Mediation of waste and toxins
Mediation of waste and toxins is an ecosystem service whose function is based on the ability of micro-organisms to neutralize potentially harmful substances in soil and ground water.
There are several naturally occurring compounds, which may be harmful for organisms if their concentrations reach a certain level. Some compounds are products of metabolism in organisms, and others are produced by abiotic processes, e.g. ruptures of volcanos.
By the effect of natural selection organisms have adapted to certain levels of natural toxicants and developed metabolic mechanisms to reduce harmful effects of harmful compounds. E.g. bacteria and fungi have complex enzyme mechanisms for decomposing organic compounds and they are crucial for regulating levels of potentially harmful compounds in terrestrial and aquatic environments. Meso- and macrofauna are part of the regulation services, because they improve the habitats of terrestrial bacteria and fungi and act as balancers in soil ecosystems.
Besides the biotic processes, compounds are composed and decomposed by abiotic physical- chemical processes. The most important regulators of these environmental processes are moisture, acidity and temperature. Because natural processes regulate the levels of potentially harmful compounds, their concentrations do not reach effective levels usually, unless there are some kind of disturbances.
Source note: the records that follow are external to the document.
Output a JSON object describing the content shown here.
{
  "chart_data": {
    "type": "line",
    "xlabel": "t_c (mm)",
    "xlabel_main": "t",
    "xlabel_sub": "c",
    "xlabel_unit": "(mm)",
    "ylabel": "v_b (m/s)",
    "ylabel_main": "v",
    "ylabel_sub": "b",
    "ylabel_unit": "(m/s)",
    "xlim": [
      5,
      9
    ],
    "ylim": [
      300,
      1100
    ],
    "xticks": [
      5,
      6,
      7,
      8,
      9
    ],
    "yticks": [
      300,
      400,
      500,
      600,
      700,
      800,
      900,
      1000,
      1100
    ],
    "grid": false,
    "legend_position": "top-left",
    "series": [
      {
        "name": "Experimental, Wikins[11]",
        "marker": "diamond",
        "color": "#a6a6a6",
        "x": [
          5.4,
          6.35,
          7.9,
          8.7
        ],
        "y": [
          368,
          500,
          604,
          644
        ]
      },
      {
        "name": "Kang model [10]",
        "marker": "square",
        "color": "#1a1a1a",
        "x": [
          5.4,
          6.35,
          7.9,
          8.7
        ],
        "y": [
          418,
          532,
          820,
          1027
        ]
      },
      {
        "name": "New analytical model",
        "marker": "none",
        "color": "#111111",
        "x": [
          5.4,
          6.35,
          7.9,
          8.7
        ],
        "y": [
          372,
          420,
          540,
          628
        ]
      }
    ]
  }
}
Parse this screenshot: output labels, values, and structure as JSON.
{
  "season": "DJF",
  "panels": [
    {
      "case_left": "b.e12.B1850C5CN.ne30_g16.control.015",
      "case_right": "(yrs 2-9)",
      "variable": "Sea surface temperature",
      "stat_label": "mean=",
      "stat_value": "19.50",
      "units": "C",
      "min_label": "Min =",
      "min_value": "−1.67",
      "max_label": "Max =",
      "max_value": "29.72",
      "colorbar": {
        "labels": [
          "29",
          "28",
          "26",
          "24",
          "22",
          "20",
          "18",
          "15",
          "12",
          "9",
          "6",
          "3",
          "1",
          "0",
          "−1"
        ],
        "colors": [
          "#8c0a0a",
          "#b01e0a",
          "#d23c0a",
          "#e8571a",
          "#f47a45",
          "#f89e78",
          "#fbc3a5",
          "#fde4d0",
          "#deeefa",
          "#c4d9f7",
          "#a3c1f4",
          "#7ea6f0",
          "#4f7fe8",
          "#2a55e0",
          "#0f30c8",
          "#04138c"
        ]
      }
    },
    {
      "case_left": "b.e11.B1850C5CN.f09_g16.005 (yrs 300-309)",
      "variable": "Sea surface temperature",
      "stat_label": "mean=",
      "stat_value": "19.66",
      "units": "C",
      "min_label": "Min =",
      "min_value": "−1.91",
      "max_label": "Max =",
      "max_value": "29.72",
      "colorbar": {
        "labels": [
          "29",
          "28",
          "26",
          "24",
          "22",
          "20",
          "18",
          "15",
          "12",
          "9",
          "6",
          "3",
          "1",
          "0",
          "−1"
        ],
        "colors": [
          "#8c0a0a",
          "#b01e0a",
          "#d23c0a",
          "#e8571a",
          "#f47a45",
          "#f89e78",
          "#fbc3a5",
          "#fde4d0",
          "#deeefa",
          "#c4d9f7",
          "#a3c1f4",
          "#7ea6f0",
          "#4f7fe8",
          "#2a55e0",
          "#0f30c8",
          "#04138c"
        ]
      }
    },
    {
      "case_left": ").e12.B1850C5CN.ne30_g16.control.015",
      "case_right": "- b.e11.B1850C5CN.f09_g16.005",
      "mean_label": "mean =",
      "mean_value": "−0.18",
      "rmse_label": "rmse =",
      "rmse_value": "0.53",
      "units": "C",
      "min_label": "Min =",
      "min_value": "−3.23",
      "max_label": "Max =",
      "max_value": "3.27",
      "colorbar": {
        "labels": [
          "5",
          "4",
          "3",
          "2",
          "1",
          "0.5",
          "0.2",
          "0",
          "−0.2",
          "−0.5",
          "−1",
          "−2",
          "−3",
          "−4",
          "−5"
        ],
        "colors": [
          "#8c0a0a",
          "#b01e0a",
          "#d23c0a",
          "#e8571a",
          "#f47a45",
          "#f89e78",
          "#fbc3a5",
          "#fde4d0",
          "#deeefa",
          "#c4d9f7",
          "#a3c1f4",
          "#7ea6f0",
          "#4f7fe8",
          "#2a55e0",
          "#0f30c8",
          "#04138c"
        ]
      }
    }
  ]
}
Contamination of soils and water systems may be caused by discharges and emissions produced by industry and households or leaking chemical storages. Other common contaminant sources are worn petrol tanks in old gas stations and illegal dumps.
Terrestrial microbes and fungi are able to decompose hydrocarbons constituting only hydrogen and coal with moderate effort, but hydrocarbons containing e.g. chlorine degrade slower, because the process demands anaerobic conditions and all bacteria strains haven’t developed enzymes to break chlorine bonds. Generally speaking, the closer the structure of synthetic hydrocarbon compound is to naturally occurring compounds, the more likely the bacteria have enzymes to degrade it. However, there are exceptions to this rule.
Paul A.E. (2015): Soil Microbiology, Ecology and Biochemistry. 4th edition.